演劇部の部活が終わり、智が着替えるまで四季は待っていてくれた。話があるのだという。
「めずらしいね。忍は?」
「今日は友達と帰るんだって」
「ふーん」
「何、その何か言いたそうな顔」
「忍と一緒に帰れなくて淋しいんじゃないかと」
智がさくっと突っ込んでみると、四季は「淋しいよ」と若干拗ねているように答えた。智は笑ってしまった。
「そっか。淋しいんだ。素直だね、四季」
「笑う?」
「だって女の子に囲まれてるからさ。でも忍でなきゃダメなんだ?」
「うん」
純情な恋心をあまりからかうのも気がひけた。その辺りでやめておく。
「で?話って?」
「吉野さん、今度の土曜日暇?」
「んー予定らしい予定はないけど」
「良かった。試験勉強しに行かない?由貴と涼ちゃんと忍と僕と吉野さんで。──引率は隆史伯父さん」
「わお。何その企画?行くって何処行くの?」
「発案者は忍なんだけど、さっき由貴と涼ちゃんと話している時に決めた。行くのは糸井硝子さんの別荘。車はうちの家のものを出して、隆史伯父さんが運転する。伯父さんの了承も貰ってる」
「すげぇ。

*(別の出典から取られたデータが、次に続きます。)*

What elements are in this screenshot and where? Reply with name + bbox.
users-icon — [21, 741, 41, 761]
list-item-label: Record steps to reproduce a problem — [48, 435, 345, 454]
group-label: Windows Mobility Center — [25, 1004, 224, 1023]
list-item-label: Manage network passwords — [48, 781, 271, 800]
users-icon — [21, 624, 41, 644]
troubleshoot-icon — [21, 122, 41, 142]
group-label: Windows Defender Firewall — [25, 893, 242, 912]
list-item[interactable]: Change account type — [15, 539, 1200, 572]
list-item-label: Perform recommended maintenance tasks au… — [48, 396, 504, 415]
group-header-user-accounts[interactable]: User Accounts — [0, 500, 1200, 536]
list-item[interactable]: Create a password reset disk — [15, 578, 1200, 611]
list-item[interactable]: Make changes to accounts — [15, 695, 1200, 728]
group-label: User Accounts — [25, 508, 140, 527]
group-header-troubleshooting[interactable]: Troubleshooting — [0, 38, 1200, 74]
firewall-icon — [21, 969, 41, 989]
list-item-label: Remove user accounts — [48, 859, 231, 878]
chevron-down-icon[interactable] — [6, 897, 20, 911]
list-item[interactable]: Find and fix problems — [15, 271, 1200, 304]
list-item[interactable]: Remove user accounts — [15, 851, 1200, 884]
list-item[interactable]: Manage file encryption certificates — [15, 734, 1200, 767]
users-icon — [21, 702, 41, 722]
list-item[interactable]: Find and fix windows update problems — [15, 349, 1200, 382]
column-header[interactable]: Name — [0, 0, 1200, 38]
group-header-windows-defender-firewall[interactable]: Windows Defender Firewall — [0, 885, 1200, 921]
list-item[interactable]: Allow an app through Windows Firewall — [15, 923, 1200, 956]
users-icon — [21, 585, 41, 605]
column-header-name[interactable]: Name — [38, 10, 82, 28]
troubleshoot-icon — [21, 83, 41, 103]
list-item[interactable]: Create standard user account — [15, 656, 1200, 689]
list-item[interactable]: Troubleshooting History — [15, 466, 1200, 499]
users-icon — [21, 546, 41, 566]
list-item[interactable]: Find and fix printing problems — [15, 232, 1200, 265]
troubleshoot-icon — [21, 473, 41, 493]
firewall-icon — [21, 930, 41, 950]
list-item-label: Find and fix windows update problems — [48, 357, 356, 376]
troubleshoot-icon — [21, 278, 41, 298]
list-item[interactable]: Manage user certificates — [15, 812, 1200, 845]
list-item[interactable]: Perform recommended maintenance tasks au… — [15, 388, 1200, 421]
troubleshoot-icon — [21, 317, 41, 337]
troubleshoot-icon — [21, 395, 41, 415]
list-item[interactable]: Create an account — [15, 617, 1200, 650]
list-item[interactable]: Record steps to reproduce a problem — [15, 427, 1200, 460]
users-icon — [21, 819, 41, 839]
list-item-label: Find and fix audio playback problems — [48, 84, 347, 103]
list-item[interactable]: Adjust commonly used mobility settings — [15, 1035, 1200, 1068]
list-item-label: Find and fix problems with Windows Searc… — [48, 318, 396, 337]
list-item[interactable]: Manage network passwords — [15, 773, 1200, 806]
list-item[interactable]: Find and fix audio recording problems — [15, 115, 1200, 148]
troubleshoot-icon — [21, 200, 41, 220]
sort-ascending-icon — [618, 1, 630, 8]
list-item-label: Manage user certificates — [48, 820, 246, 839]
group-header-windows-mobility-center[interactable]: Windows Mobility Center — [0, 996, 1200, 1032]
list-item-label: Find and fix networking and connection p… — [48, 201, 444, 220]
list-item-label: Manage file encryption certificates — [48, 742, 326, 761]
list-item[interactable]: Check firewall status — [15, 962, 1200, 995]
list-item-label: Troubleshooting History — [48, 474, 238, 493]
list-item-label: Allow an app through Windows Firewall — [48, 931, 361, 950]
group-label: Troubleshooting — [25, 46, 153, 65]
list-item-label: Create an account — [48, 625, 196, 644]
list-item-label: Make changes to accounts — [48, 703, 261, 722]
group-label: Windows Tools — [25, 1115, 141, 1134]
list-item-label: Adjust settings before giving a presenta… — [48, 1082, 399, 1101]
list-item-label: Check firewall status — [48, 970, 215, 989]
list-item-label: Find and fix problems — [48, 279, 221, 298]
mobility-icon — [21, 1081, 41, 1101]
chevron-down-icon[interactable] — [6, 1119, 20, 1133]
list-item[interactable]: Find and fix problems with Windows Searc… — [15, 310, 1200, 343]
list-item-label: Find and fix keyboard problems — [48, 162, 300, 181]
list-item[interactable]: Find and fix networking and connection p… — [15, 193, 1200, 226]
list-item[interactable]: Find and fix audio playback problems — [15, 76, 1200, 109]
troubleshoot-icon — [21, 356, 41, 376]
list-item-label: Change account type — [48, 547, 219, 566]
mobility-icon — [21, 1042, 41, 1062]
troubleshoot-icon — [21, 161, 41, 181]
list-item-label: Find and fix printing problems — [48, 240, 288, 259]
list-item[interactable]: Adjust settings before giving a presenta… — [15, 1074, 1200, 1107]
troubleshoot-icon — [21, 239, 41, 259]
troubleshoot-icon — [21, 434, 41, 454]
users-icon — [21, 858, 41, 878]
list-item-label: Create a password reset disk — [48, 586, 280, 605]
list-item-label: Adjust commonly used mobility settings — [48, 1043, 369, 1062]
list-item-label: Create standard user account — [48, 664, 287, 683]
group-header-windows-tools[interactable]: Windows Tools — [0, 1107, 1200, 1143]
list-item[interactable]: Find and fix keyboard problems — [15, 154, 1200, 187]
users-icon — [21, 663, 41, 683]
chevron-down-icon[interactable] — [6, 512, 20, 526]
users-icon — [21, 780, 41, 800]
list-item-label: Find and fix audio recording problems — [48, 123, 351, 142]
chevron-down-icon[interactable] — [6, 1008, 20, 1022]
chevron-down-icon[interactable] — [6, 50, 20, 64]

楽しそう。行く行くー。泊まるの?」
「そこまではまだ決めてないけど、泊まってもいいね」
「でも泊まったら、遊び気分全開になっちゃいそうだなー」
「ね。試験勉強なのに。でも僕数学苦手だから、隆史伯父さんに試験前に数学見てもらえると助かるんだよね」
「あー…そか。四季数学苦手だっけか。確かに数学ってひとりで解いていて解んなくなって、聞ける人がいないと困る時ってあるんだよねぇ」
「それ、わかる」
「やったー。じゃあ私、5教科全部持って行くからな!」
「ええ?」
「メンバーに勉強出来る奴ごろごろいんのに活用しないでどうするよ。英語は四季に聞くからな。よろしくー」
智の言い様に、四季は笑って「予習しておく」と言った。